Telefon klingelt. Kein Handy. Festnetz ist zwar inzwischen teurer, beinhaltet allerdings den unbezahlbaren Luxus der Unerreichbarkeit.
"Hallo."
"Hallo!"
"Sehr lustig." Ich lege auf.
Es läutet erneut. Ich warte ein paar Sekunden und entscheide mich zugunsten meines verkümmerten Soziallebens, denn ich glaube die Stimme zu kennen. Eine freundliche, weibliche, vor allem weibliche, Stimme.
"Ja, Hallo."
"Hallo. Nicht gleich wieder auflegen!"
"Schon gut..."
"Ich bins Julian, Petra"
Petra. Alte Flamme aus der Schule. Lange her. Sehr lange.

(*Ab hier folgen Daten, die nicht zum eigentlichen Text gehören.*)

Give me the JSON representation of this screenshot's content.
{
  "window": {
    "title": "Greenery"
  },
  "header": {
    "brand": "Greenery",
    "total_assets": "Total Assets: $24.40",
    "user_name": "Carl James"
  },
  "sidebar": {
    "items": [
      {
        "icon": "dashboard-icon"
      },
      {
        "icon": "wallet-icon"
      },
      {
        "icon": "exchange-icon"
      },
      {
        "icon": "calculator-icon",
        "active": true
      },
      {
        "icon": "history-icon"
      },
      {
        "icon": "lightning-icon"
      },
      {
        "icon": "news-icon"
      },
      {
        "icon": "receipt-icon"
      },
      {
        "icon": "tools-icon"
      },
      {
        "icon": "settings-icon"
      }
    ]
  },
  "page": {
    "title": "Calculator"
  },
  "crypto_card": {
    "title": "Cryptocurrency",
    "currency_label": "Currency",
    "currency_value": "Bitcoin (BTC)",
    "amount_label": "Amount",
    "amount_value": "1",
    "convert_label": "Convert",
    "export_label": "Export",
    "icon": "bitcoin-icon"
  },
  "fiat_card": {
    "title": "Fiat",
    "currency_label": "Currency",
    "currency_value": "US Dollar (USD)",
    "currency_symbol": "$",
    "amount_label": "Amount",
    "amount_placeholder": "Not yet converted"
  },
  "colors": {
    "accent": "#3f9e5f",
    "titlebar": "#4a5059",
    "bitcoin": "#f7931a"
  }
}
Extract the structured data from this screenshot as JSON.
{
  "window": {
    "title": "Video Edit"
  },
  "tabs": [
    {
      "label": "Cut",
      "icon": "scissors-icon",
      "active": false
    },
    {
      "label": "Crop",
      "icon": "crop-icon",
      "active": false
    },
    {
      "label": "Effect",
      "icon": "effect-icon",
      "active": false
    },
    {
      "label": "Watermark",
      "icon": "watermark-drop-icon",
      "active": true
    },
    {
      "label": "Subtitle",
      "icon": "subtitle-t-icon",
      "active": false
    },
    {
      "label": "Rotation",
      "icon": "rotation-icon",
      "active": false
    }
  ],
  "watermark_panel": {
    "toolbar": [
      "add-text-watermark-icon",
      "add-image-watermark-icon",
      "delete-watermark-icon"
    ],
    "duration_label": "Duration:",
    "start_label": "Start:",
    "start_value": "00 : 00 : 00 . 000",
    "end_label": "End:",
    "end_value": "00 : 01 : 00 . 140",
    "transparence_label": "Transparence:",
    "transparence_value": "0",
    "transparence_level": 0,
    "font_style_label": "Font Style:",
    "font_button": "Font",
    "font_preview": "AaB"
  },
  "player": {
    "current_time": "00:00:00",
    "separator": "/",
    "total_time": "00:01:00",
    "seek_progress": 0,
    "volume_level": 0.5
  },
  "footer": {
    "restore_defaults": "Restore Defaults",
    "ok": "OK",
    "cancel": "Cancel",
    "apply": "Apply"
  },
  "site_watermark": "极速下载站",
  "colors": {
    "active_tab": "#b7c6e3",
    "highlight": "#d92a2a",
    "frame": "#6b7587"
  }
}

Sie hatte damals etwas mit dem Klassenschwarm, dem Alphamännchen wie wohl jede Klasse eines hatte. Ich dachte immer sie hätte trotzdem etwas für mich übrig, war aber zu wenig erwachsen um tatsächlich etwas zu unternehmen. Später wurde sie dann schwanger und ging weg. Ich glaube ich war der einzige der sie wirklich vermisste. Alle anderen, vor allem Conny und Nicole, diese Tratschweiber, konnten nicht aufhören sich ihr Maul über sie zu zerreißen.
"Hi... Wie geht's dir?" Dämliche Art ein Gespräch zu beginnen.
"Eigentlich recht gut, danke! Hey, ich habe leider wenig Zeit, möchtest du dich auf einen Kaffee treffen?"
Wasser tropft von meinem Pimmel und ich habe das Gefühl den Teppich anzupissen.
"Äh. Gern... Jetzt?"
"Ich dachte mehr so an Morgen früh. Um Acht im Tribeka?"
Rauchverbot im Tribeka. Um halb Neun das nächste Vorstellungsgespräch.
"Klingt gut. Ich bin da."
"Schön. Ich freu mich, bis dann!"
Ja. Bis dann.
Ich freue mich auch, und gehe hoffnungsvoll nackt zu Bett. Zu müde um über Karies und verschwitzte Bettwäsche nachzudenken sinke ich in einen unruhigen Schlaf der mir den Sinn für Zeit abermals raubt.
winterspross - 22. Mai, 17:12

Gut schreibt er, der Herr. Muss mich zurückhalten, um nicht Rechtschreibfehler/Vertippsler auszubessern. :) Nein, das mache ich nicht, höchstens, du bittest mich darum. Hm. Ich will mehr lesen.